VIII. «ГОСПОДЬ, ПОКАРАЙ МЕНЯ ГНЕВОМ СВОИМ…»
Старый Матиас стал совсем плох. С того самого дня, когда он поймал нутрию и сердцем почуял беду, его больше не узнать. Женщины, глядя на него, тоже загрустили. Правда, Люсинду отвлекает от горьких мыслей ее сынок Адан, а Флоринде помог осушить слезы отец. Взял хорошую дубинку и сказал, что, если она сейчас же не перестанет реветь из-за этого пьяницы и бродяги, он живо вправит ей мозги. Девушка смахнула слезы подолом и притихла.

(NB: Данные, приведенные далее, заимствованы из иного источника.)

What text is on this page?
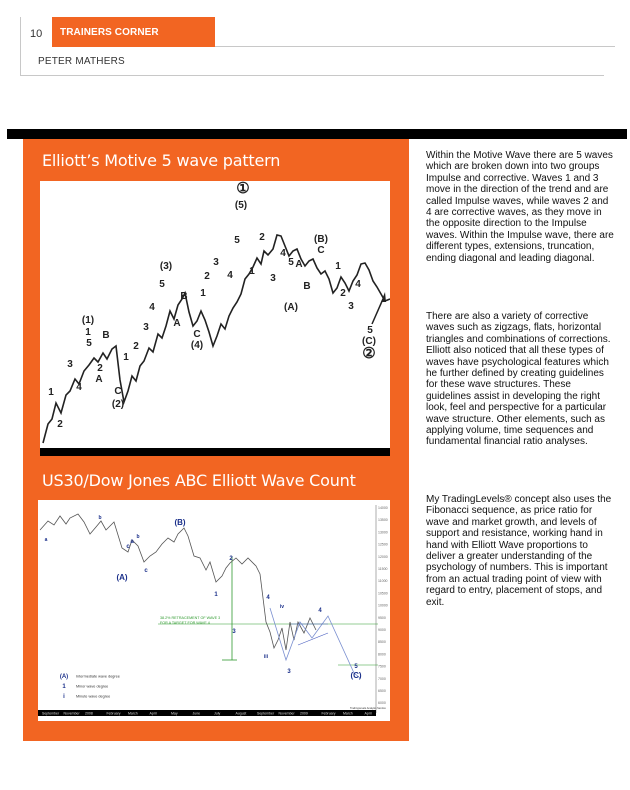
10	TRAINERS CORNER
PETER MATHERS
Elliott’s Motive 5 wave pattern
US30/Dow Jones ABC Elliott Wave Count
1
2
3
4
5
(1)
1
2
A
B
C
(2)
1
2
3
4
5
(3)
A
B
C
(4)
1
2
3
4
5
(5)
①
1
2
3
4
5
(A)
A
B
C
(B)
1
2
3
4
5
(C)
②
14000
13500
13000
12500
12000
11500
11000
10500
10000
9500
9000
8500
8000
7500
7000
6500
6000
September November 2008	February March	April	May	June	July	August	September November 2009	February March	April
38.2% RETRACEMENT OF WAVE 3
FOR A TARGET FOR WAVE 4
a
b
c
(A)
a
b
c
(B)
2
1
3
4
iii
iv
3
4
5
(C)
(A) Intermediate wave degree
1	Minor wave degree
i	Minute wave degree
TradingLevels Analysis Service
Within the Motive Wave there are 5 waves which are broken down into two groups Impulse and corrective. Waves 1 and 3 move in the direction of the trend and are called Impulse waves, while waves 2 and 4 are corrective waves, as they move in the opposite direction to the Impulse waves. Within the Impulse wave, there are different types, extensions, truncation, ending diagonal and leading diagonal.
There are also a variety of corrective waves such as zigzags, flats, horizontal triangles and combinations of corrections. Elliott also noticed that all these types of waves have psychological features which he further defined by creating guidelines for these wave structures. These guidelines assist in developing the right look, feel and perspective for a particular wave structure. Other elements, such as applying volume, time sequences and fundamental financial ratio analyses.
My TradingLevels® concept also uses the Fibonacci sequence, as price ratio for wave and market growth, and levels of support and resistance, working hand in hand with Elliott Wave proportions to deliver a greater understanding of the psychology of numbers. This is important from an actual trading point of view with regard to entry, placement of stops, and exit.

Старик не находил себе места, а донья Мельча помалкивала, понимая, что он пошлет ее ко всем чертям, если она станет уговаривать его думать о чем-нибудь другом. Да к тому же страх затаился и в ее душе. Под тенистым пологом манго, того самого, что растет перед домом, старик расстелил оленью шкуру, лег и стал так жадно жевать коку, будто предстояло ему не лежать, а заниматься какой-нибудь нелегкой работой, вроде вечерней поливки огорода. Поливать-то он и вправду поливал, даже заливал, только не огород, а свои внутренности жгучим гуарапо. Рядом со шкурой дымилась плошка с навозом, — дым отгонял москитов, — и старик лежал, жалкий, несчастный, в рубахе нараспашку, с голым животом. Туда, под манговое дерево, ему и еду носили, и даже на ночь он ни за что не шел в дом. «Я и сам не знаю, что со мной делается», — говорил он. И только вздыхал: «Ах, сыновья, сыновья мои!» Кока казалась ему горькой, как желчь, а это ведь всегда предвещает беду. Охая да ахая, старик все повторял свой любимый, правда, кощунственный стишок:
Господь, покарай меня гневом своим справедливым,
довольно тебе притворяться таким терпеливым!..
Дон Матиас любил всякие еретические припевки, хотя это нисколько не мешало ему давать деньги и покупать гуарапо «на поддержание» девы Марии в дни праздника заступницы Калемара. В эти дни в Калемар приезжают и священник из Патаса, и торговцы из Селендина, и вообще множество всякого народа. Дома тогда битком набиты людьми, и между молитвами, процессиями и бесконечным пением «Отче наш» за души усопших все напиваются так, что не дай бог. Гитары и флейты, дудки и барабаны не знают отдыха ни днем ни ночью. Долина превращается в музыкальный ящик. А река, лес и ветер тоже поют свои песни, стараются не отстать от людей.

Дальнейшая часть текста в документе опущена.